What role does positional information play in a transformer-based LLM?

Question

Accepted Answer

Positional information tells a transformer-based LLM where each token appears in the sequence. Without it, the model would know which tokens are present but not their order.

That matters because language is highly order-sensitive. The tokens in “dog bites man” are not interchangeable with the tokens in “man bites dog.” A transformer therefore needs some way to distinguish first, second, third, and later positions.

This is necessary because self-attention alone is permutation-invariant. If you gave attention the same set of token embeddings in a different order, and provided no positional signal, the attention mechanism itself would have no built-in notion of which token came earlier or later.

The repo illustrates this in chapter 2: a token embedding lookup gives the same vector for the same token ID regardless of where it appears in the sequence.

A token embedding by itself does not encode where the token occurs

To fix this, the model adds positional information to the token representation before the transformer blocks process it.

Token embeddings and positional embeddings are combined to form the model input

In the GPT-style model implemented in the repo, this is done with absolute positional embeddings. The model has:

a token embedding table, which maps token IDs to vectors, and
a positional embedding table, which maps position indices such as 0, 1, 2, ... to vectors.

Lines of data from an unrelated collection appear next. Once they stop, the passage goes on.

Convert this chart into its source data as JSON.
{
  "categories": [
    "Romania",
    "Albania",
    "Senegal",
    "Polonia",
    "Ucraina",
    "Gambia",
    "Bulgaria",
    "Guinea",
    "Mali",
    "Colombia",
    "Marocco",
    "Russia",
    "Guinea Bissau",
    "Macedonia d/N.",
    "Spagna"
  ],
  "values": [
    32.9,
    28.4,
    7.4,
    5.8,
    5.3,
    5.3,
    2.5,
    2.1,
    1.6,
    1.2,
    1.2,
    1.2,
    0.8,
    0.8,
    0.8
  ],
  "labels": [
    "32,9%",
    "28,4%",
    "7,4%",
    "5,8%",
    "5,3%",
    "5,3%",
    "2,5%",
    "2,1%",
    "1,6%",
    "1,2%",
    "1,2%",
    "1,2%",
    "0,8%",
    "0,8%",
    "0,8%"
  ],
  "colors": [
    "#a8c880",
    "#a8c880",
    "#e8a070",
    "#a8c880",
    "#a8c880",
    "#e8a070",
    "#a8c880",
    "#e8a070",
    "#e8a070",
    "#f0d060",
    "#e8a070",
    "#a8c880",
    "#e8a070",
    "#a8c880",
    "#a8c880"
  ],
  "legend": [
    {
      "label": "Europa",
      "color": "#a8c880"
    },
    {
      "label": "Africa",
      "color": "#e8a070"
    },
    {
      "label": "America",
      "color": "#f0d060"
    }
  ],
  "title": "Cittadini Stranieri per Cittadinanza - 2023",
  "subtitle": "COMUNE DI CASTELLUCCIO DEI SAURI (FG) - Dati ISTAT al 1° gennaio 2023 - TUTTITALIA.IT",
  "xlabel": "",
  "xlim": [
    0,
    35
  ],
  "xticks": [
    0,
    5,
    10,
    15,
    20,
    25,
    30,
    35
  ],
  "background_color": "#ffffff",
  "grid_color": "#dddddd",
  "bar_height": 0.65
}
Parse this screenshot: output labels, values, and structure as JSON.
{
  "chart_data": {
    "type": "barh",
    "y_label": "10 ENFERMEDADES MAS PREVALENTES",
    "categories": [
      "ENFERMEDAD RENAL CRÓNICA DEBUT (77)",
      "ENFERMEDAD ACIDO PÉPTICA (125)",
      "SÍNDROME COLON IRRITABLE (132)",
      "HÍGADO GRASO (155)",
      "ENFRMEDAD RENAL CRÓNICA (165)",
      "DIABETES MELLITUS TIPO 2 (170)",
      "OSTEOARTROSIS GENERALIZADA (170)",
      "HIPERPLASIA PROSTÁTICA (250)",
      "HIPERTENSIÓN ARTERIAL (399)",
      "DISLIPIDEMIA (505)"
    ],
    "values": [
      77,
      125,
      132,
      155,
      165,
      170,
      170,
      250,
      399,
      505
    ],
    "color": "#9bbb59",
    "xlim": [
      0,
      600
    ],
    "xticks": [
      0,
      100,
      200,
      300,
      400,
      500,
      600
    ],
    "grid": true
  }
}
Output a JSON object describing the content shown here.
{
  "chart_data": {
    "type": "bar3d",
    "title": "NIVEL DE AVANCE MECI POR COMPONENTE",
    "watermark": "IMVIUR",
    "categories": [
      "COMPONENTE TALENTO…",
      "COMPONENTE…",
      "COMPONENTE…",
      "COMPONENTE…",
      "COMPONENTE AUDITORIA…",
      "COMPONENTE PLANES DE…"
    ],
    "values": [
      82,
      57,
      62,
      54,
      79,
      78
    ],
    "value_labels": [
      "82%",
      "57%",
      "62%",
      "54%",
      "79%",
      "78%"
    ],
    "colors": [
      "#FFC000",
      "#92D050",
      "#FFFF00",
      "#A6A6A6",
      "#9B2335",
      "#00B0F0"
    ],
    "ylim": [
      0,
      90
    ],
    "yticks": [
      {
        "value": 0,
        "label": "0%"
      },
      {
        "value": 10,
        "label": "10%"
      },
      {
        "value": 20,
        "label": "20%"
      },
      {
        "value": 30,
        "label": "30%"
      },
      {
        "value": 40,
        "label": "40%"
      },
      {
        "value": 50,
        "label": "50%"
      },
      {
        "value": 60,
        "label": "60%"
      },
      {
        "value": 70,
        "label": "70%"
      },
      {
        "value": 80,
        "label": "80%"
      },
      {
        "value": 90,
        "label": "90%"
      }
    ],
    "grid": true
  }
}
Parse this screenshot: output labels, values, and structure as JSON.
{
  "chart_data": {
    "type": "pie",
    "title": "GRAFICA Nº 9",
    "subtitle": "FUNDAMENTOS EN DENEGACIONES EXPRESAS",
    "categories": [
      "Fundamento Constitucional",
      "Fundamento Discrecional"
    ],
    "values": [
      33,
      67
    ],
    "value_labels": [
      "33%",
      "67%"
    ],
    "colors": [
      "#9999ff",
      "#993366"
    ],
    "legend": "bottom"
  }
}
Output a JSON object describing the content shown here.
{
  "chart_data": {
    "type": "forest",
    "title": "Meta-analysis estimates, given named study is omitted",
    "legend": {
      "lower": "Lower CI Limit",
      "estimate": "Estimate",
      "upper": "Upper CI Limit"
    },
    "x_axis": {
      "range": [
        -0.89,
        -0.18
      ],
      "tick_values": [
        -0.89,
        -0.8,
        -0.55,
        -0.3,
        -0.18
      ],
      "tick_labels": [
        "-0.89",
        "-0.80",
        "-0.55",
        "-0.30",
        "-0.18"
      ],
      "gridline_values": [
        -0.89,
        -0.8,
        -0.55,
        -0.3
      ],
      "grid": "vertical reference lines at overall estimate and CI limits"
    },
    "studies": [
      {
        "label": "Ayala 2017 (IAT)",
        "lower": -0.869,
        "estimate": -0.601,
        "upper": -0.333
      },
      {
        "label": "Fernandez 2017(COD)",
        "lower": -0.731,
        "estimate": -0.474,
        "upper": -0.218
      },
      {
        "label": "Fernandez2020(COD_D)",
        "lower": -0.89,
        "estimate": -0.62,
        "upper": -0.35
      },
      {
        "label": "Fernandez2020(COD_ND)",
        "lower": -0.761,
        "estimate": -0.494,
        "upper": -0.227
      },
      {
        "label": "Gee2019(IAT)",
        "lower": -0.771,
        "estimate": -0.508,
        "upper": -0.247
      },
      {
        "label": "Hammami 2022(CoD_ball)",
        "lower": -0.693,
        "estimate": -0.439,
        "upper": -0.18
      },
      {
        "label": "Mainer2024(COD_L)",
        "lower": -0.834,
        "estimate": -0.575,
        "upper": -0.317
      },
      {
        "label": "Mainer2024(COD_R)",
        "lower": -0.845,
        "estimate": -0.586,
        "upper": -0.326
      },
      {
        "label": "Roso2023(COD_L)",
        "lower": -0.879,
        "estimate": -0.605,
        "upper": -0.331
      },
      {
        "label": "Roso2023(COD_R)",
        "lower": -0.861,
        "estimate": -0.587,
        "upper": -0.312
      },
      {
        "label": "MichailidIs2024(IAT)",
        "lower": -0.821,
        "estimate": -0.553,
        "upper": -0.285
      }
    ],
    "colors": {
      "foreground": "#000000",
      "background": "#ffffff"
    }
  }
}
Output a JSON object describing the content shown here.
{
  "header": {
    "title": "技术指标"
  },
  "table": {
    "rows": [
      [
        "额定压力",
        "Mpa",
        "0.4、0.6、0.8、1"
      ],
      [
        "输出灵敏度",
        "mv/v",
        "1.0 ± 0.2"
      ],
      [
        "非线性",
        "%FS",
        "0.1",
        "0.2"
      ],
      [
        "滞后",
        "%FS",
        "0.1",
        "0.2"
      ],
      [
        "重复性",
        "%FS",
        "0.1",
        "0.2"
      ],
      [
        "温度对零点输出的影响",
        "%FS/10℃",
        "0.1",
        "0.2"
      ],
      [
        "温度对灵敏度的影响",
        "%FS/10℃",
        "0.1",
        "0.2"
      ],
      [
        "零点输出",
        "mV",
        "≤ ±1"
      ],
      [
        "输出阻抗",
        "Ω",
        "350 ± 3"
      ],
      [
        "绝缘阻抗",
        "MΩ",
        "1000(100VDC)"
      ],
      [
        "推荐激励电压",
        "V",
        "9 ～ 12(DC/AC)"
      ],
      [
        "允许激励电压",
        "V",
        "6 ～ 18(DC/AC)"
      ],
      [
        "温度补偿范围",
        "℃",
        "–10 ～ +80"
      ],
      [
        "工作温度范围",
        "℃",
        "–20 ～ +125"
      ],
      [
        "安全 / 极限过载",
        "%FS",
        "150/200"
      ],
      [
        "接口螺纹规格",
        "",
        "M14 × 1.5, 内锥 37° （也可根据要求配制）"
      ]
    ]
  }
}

These two vectors are added together, producing the input representation for each token position.

This positional signal plays several roles:

It lets the model distinguish early from late tokens.
It helps the model represent local order, such as which adjective modifies which noun.
It helps the model interpret longer-range structure, such as sentence flow and discourse continuation.
It effectively defines the model’s maximum context length when implemented with a fixed learned positional embedding table.

Modern architectures often encode position differently. For example, Llama-family models and many newer LLMs use rotary position embeddings (RoPE) inside attention rather than learned absolute position embeddings added at the input. But the purpose is the same: the model must know how token relationships depend on relative or absolute location.

So the exact implementation can change, but the need does not. A language model without positional information would struggle to represent order, and order is fundamental to syntax, semantics, and generation.

In short, positional information gives a transformer a sense of sequence order, which attention alone does not provide, and that is why every practical LLM includes some positional encoding mechanism.